Das ist sicher der Chuzpe von Regisseur Gaspard Noé zu verdanken ...
Der Film ist natürlich polemisch. Aber genau solche Werke ermöglichen uns, über wichtige Themen zu reden. Durch die neue Schnittversion können wir jetzt eine noch klarere Dualität von Poesie und Gewalt erkennen und ansprechen. Natürlich ist der Film brutal – aber er handelt auch von Liebe, Freundschaft, Beziehungen, Intimität und Geburt. Das alles muss man wiederum in dem Kontext sehen, dass Gewalt immer schon eingesetzt wurde, um zu dominieren, zu demütigen und sexuell zu unterdrücken.
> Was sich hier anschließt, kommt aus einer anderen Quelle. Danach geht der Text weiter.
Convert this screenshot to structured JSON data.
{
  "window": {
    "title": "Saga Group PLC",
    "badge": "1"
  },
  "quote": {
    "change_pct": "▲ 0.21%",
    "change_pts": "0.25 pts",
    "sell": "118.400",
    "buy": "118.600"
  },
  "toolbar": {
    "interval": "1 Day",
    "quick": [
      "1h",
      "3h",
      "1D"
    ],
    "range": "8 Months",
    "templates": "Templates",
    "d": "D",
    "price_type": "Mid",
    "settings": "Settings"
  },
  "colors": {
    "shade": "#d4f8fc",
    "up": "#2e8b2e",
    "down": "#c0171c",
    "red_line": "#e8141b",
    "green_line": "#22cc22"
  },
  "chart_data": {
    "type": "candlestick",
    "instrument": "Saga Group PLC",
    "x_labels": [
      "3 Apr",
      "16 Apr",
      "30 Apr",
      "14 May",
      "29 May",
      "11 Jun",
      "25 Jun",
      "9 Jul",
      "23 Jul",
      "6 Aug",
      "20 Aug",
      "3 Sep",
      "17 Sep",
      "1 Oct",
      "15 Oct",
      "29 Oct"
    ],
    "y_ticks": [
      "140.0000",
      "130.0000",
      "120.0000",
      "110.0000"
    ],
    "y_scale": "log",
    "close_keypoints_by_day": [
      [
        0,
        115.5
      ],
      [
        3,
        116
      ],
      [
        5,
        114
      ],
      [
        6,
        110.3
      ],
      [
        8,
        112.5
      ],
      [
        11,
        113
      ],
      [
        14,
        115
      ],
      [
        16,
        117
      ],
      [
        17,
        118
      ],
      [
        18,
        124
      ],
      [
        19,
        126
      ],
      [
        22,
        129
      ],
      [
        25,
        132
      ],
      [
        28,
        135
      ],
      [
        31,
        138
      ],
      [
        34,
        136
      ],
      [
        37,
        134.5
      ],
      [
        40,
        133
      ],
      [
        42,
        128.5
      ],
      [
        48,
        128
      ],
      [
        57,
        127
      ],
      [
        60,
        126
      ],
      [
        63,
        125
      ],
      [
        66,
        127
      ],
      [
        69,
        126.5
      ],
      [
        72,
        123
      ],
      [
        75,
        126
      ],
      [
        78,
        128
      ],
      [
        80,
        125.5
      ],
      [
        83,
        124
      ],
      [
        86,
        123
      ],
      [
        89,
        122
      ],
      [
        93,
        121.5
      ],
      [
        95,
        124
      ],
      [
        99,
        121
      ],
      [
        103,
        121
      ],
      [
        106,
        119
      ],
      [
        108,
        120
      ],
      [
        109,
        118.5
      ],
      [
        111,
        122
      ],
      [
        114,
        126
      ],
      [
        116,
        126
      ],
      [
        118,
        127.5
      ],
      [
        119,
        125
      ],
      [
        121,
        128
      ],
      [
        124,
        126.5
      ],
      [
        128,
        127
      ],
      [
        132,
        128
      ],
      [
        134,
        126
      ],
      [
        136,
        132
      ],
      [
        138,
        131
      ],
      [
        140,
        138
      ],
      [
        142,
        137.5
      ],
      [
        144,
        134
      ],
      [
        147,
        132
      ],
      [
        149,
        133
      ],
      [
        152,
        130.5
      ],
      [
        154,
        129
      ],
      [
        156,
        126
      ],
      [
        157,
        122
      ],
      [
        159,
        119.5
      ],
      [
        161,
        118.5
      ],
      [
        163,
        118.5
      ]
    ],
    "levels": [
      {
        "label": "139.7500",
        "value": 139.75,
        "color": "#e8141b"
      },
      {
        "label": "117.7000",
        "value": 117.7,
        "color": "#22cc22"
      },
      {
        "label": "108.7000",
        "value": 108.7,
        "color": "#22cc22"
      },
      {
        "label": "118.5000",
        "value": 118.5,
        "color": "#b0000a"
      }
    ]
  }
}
Der Film zeigt die Schönheit und Monstrosität, die den Menschen innewohnt.
Viele Schauspieler lehnen zu intensive Szenen ab, oder aber ein „intimacy coordinator“würde alles Körperliche mit viel Vorsicht und Zentimetermaß kontrollieren.
Ich fühlte mich frei, die Geschichte und das Thema auszukundschaften. Ich habe dem Regisseur und auch meinem Spielpartner vertraut und schwierige Szenen vorab geprobt. In diesem sicheren Rahmen war mein Körper ein Objekt, den ich einsetzen konnte, um den von mir gewünschten Effekt zu erzielen. Mir war immer klar, dass ich Schauspielerin dieser Szene bin – es hat sich nie real angefühlt. Der Film hatte auch viele wunderbare Szenen, gerade zwischen Vincent und mir, er war persönlich und beruflich für mich eine spannende Erfahrung. Wir hatten Szenen, die beinahe 20 Minuten dauerten – für Kino ist das ungewöhnlich lang. Das fühlte sich eher an wie Theater.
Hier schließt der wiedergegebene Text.